Experimental Design
The experiment is a within-subject design with two games: dictator games and public goods games. The dictator games and public goods games are presented in random order at the individual level.
The dictator games consist of two tasks: a decision task and a prediction task. The decision task will elicit subjects' excuse-driven risk behavior, while the prediction task will evaluate their predictions of others' excuse-driven behavior under the same risk scenarios. To control for possible ordering effects, we will randomize the order of the decision and prediction tasks at the individual level. In each task, subjects are presented with the same five sets of multiple price lists, comprising a normalization price list and four valuation price lists. Except for the normalization price list, the rest of four price lists will be presented in a random order for each subject.

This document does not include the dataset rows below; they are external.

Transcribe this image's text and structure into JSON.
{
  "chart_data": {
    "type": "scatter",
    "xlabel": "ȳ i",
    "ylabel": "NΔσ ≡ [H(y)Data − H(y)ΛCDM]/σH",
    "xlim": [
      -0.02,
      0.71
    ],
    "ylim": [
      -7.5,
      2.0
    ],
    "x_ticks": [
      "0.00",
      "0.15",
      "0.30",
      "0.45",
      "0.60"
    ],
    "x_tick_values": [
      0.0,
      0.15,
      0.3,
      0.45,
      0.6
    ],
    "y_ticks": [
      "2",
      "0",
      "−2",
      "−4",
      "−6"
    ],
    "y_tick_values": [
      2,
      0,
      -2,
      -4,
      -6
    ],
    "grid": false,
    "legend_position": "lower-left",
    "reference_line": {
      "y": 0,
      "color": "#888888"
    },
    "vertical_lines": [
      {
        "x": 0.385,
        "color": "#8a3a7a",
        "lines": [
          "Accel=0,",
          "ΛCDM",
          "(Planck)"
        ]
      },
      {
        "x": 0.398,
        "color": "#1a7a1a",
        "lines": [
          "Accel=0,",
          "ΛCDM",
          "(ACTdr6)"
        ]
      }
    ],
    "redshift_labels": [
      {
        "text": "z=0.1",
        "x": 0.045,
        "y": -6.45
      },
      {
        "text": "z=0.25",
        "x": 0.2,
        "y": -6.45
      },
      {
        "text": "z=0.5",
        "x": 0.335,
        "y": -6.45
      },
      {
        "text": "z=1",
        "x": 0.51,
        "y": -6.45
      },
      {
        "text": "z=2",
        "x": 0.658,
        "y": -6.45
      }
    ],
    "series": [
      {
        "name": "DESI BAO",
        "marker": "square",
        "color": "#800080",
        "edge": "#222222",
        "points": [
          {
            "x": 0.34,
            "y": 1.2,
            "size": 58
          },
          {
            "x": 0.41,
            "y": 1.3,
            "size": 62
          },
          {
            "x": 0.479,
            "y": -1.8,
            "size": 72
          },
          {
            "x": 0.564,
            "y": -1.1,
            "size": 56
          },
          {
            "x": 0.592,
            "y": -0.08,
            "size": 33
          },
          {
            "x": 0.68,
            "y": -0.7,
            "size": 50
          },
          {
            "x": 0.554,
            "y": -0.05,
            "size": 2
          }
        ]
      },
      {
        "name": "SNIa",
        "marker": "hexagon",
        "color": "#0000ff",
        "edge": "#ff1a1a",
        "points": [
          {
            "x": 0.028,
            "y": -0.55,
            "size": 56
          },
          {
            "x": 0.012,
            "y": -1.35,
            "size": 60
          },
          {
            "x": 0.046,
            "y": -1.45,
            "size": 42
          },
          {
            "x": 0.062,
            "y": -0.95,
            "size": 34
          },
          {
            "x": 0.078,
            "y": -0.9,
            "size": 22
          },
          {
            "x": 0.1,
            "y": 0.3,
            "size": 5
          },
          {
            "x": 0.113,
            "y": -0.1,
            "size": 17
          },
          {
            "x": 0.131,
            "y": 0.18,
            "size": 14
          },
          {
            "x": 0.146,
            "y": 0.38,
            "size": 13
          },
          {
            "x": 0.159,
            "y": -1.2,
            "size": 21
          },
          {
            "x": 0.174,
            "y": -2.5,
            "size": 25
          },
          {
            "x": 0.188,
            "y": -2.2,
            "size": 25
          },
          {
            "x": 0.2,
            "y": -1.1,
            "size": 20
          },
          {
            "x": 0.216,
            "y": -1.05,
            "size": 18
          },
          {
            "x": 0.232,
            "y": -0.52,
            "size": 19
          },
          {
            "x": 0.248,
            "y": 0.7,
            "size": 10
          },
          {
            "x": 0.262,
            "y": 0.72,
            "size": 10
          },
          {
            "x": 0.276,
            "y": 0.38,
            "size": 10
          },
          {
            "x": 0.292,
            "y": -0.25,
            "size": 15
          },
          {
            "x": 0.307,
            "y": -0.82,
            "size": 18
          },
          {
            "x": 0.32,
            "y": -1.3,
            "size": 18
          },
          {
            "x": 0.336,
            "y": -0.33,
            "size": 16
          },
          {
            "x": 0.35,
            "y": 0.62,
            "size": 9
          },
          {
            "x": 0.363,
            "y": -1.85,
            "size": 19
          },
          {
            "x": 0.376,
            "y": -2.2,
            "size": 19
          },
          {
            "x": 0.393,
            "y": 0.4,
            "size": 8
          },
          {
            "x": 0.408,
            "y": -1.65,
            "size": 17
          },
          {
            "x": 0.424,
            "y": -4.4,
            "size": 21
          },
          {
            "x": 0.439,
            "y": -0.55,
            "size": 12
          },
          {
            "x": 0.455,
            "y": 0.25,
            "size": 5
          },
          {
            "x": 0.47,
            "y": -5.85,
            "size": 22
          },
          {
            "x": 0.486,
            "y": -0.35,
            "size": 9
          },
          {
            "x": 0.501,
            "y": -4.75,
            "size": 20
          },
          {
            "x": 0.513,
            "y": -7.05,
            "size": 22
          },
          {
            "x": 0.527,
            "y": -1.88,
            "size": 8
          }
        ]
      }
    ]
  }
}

The public good games, framed as an irrigation provision problem, contain five different games. Subjects in the same experimental session participate in all five games. The experiment always begins with the baseline scenario (G0) in which each subject must choose between keeping one token with some private returns or investing it in a group fund with some collective returns to each participant for each token invested by the group. The rest of four games present varying degrees of risk to private and collective returns. Here, we conduct a between-subjects design with two treatments: a control group without partial insurance and a treatment group with partial insurance. In the control group, subjects face private investment alone (G1), private investment with a reduced risk (G3), public investment alone (G2), and public investment with a reduced risk (G4). In the treatment group, the private-risk game (G1) and the collective-risk game (G2) are the same as those in the control group. Instead, games of G3 and G4 are changed to private investment alongside a partial insurance option (G3’) and public investment alongside a partial insurance option (G4’). To control for possible ordering effects, we randomize the order of the five different games. With the purpose of reducing subjects’ cognitive load and subsequent noisy responses and maintaining task consistency, the experiment always starts with G0, then G1 or G2, and then G3 or G4 (G3’ or G4’).